Ethiopia air raid on Tigray kills 10, including children
Gov’t says attack hit a factory in Mekelle used by TPLF but hospital, rebel sources say a residential area was hit.
Ethiopia’s military has carried out an air raid on the capital of the war-torn Tigray region that a hospital official said killed ten people and wounded more than 20.
The government said the attack on Thursday, the latest in a campaign of air bombardments, hit a factory in Mekelle used by the Tigray People’s Liberation Front (TPLF).
The air force “destroyed the second part of Mesfin Industrial Engineering. The facility was used by TPLF terrorist group for maintaining its military equipment,” government spokeswoman Selamawit Kassa said.
Dr Hayelom Kebede, research director at Mekele’s Ayder Referral Hospital, said a residential area was hit and casualties were inflicted.
“The death toll reaches 10,” Kebede said, up from his earlier count that put the number of dead at six and listed 21 people as injured. He predicted the death toll would rise because medical care is severely constrained.
The Tigrai Communications Affairs Bureau, a TPLF-linked information channel, also reported casualties and said the strike had hit a residential area.
Nahusenay Belay, a Tigray spokesman, denied that the air raid hit a military target and said it struck a “civilian residence”. Three children were among the dead, he said.
Earlier, TPLF spokesman Getachew Reda confirmed the attack on Mekelle and said the rebels’ air defence units were engaging an enemy jet.
A doctor told the Reuters news agency that the attack hit the residential Kebele 5 area.
Photos from the scene appeared to show rescuers pulling bodies from debris.
Tigrayan television screened pictures of Red Cross workers at the site of collapsed brick structures with corrugated iron roofs. Blankets and kettles can be seen among bloodstained wreckage. At one point, gloved volunteers hastily cover a body part with a sheet.
When asked by Reuters for a comment on the alleged civilian deaths, government spokesperson Legesse Tulu replied in a text message: “There is not any intended and deliberate harm on civilians and their properties. The air strike successfully hit its target.”
Much of northern Ethiopia is under a communications blackout and access for journalists is restricted, making battlefield claims difficult to verify independently.
Tigray was pounded by near-daily aerial bombardments last week as the military stepped up its use of air power in the year-long war against the TPLF.

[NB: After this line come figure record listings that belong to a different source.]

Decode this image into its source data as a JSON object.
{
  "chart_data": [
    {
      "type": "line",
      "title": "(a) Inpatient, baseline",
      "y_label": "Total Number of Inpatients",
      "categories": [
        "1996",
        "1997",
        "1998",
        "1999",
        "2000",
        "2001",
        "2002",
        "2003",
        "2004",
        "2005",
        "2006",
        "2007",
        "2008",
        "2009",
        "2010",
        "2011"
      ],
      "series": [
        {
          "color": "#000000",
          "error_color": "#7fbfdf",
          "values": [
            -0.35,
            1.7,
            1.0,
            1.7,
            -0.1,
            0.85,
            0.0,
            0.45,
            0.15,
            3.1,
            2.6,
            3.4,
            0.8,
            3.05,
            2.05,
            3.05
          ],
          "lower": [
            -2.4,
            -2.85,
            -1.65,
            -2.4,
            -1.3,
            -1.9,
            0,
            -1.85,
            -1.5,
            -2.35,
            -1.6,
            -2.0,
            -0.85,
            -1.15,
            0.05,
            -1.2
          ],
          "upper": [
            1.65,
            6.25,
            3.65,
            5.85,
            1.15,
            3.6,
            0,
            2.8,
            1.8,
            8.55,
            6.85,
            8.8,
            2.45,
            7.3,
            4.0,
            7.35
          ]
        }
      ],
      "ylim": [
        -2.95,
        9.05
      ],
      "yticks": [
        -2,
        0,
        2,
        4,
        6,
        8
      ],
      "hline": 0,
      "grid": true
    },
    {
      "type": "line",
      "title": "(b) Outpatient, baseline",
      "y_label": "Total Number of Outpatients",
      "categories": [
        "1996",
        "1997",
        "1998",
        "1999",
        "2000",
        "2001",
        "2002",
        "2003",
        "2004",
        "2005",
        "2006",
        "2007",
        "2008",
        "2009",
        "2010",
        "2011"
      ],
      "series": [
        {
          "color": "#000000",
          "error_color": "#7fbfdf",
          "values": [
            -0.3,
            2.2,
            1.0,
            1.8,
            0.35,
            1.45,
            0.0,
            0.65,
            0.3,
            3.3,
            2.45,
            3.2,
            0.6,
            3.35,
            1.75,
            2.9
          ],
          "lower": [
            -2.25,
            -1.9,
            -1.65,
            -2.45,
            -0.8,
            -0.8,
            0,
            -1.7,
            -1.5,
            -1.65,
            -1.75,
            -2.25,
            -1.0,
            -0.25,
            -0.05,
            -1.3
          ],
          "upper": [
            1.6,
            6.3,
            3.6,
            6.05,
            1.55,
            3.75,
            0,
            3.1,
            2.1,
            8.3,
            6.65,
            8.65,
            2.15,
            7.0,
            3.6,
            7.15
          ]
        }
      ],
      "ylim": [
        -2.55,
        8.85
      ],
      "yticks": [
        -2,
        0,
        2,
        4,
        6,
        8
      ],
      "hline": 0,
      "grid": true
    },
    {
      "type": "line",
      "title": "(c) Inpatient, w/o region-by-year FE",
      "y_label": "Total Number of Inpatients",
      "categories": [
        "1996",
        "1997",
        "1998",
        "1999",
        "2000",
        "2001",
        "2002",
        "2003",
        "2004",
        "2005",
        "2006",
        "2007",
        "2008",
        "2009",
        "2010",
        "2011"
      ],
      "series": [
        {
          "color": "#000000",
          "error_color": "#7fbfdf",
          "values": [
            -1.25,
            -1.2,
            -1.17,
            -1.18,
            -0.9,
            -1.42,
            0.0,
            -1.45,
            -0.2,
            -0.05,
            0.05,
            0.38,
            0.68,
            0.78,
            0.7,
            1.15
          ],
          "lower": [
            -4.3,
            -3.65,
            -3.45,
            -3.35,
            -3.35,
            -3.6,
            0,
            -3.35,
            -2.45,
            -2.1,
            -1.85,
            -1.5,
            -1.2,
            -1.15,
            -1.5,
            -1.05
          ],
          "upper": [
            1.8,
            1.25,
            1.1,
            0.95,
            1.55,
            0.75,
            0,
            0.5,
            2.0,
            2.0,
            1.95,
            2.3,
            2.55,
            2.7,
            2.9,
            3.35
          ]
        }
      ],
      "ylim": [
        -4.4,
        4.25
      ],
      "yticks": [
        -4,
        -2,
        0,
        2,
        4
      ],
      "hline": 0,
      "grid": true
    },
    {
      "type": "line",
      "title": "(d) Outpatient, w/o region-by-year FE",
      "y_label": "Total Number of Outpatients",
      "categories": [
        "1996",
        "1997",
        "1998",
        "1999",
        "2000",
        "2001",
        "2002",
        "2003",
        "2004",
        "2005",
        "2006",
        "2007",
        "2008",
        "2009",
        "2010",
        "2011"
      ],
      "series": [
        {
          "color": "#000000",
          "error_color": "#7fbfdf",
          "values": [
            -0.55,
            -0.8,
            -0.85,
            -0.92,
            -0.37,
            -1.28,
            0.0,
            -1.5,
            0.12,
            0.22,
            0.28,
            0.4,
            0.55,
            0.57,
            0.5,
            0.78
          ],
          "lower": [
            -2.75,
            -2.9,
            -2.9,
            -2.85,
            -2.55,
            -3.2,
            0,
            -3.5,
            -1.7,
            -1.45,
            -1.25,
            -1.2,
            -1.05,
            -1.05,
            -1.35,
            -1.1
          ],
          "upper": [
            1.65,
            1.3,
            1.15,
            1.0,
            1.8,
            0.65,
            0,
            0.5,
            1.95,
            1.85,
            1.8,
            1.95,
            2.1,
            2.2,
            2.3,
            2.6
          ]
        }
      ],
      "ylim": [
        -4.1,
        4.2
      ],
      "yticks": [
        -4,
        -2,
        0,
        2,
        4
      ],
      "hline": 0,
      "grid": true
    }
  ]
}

Ethiopia’s government has asserted that the latest air raids have been confined to military targets, but Tigray forces have asserted that civilian facilities including factories and a clinic have been targeted instead.
The government said the facilities bombed in northern and western Tigray were military in nature and aiding the TPLF, the former governing party in the region.
The United Nations said two attacks on Mekelle on October 18 killed three children and wounded several other people. Another person died in a later attack.
Control of the skies, along with superior manpower, is one of the few remaining areas where the federal government holds a military advantage over the rebels.
The bombings have drawn international censure, and disrupted UN access to the region where an estimated 400,000 people face famine-like conditions under a de facto aid blockade.
Meanwhile, fighting continues in Ethiopia’s neighbouring Amhara region after the government of Prime Minister Abiy Ahmed launched a ground offensive there earlier this month, despite international calls for a ceasefire.
Tigray erupted in conflict in November 2020 after Ahmed sent troops to topple the TPLF.
The 2019 Nobel Peace laureate said the move came in response to TPLF attacks on army camps and promised a swift victory, but by late June the rebels had regrouped and retaken most of the region, including Mekelle.